Dr Steven Turnock
Steven studies the interaction of air pollutants with climate, using coupled composition-climate model simulations and observations of atmospheric chemistry and aerosols.
Areas of expertise
- Atmospheric chemistry and aerosols
- Composition-climate interactions
- Aerosol radiation interactions
- Air pollutants and human health
Email [email protected]uk
Steven’s research aims to improve the knowledge and understanding of how air pollutants interact with the climate system. His research focuses on how changes in anthropogenic emissions can affect both air quality and climate, with a particular emphasis on how future changes in emissions can result in a benefit to both.
As part of this work, Steven is currently developing tools and undertaking model simulations to improve our understanding and predictions of future air quality and climate interactions. This will look at how future air quality and climate mitigation policies could potentially interact with one another. The outcome of this research will help to inform future Government policies on air quality and contribute to the climate science for service partnership China (CSSP-China).
Steven also contributes to the evaluation of the United Kingdom Chemistry and Aerosol (UKCA) scheme within the climate model, with a particular focus on air quality relevant metrics.
Steven recently joined the Met Office in January 2016 to work on aspects of air quality and climate.
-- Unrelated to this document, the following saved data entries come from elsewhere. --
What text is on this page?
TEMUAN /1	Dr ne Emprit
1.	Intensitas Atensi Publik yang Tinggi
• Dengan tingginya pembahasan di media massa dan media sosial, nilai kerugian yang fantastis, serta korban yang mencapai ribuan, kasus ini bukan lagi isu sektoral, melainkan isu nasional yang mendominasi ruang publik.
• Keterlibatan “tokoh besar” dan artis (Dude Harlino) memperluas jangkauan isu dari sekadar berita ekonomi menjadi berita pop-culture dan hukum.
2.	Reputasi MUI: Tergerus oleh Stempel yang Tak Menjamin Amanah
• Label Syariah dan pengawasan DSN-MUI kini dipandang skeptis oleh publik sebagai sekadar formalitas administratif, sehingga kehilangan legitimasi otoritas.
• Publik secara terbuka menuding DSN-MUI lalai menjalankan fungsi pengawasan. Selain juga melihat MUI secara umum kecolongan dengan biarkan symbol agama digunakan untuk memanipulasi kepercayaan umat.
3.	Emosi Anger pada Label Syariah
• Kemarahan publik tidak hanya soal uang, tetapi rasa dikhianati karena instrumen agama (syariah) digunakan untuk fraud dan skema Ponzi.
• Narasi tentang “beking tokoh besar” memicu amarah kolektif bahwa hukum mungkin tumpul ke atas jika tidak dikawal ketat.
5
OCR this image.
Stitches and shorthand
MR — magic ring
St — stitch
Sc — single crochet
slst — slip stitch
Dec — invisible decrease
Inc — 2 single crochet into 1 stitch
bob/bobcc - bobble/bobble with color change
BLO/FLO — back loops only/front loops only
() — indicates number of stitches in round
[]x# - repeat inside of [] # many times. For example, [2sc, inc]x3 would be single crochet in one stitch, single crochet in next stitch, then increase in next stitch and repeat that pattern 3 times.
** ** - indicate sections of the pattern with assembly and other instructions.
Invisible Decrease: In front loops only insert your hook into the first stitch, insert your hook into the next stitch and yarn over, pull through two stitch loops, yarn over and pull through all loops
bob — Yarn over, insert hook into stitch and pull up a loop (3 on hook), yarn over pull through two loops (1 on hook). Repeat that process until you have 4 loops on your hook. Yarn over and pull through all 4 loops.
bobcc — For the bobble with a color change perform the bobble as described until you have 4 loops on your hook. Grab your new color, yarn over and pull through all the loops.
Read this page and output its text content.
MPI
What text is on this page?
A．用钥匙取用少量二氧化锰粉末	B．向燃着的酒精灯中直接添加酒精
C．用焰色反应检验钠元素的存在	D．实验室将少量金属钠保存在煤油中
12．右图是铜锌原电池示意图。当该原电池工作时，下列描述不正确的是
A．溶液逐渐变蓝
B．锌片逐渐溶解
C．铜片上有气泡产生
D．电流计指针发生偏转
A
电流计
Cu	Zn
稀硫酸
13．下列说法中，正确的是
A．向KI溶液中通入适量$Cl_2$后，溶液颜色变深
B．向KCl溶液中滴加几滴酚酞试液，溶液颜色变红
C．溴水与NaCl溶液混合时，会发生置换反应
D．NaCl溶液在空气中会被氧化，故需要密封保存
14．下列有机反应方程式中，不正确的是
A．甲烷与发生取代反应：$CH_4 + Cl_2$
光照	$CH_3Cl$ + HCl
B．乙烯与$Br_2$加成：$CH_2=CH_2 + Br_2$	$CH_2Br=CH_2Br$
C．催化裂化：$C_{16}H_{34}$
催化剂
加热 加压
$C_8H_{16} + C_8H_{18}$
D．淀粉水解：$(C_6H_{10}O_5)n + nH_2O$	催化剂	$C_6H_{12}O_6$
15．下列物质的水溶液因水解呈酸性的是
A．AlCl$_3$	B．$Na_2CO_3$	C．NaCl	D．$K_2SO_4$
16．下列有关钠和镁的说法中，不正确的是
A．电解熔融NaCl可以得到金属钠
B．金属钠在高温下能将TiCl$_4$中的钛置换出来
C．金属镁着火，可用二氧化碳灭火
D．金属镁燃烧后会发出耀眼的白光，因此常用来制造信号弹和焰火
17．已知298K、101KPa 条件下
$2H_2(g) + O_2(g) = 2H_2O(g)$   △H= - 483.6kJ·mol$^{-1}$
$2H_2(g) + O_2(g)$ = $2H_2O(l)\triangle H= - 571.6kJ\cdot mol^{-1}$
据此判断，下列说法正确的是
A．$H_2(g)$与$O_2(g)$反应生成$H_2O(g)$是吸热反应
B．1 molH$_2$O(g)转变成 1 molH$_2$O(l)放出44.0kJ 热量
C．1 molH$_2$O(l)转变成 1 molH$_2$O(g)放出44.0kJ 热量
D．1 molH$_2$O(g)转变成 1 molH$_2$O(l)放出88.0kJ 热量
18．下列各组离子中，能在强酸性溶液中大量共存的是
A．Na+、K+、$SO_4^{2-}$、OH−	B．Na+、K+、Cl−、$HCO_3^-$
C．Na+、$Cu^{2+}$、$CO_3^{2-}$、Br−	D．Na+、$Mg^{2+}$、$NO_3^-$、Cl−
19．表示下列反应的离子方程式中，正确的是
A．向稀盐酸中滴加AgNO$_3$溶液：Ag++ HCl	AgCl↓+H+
Prior to this Steven undertook his PhD at the University of Leeds, investigating the impact of changing anthropogenic emissions on European atmospheric aerosols and climate over the second half of the 20th Century.
Before conducting his PhD studies, Steven has used instruments to make observations of atmospheric aerosols at both the University of Manchester and in New Zealand at the National Institute of Water and Atmospheric research (NIWA). Steven has also spent time within the environmental consultancy sector working on local air quality management and also other environmental science issues. Steven has a 1st Class degree in Environmental Chemistry from the University of Leeds and a Masters of Research in Environmental Science from the University of Lancaster.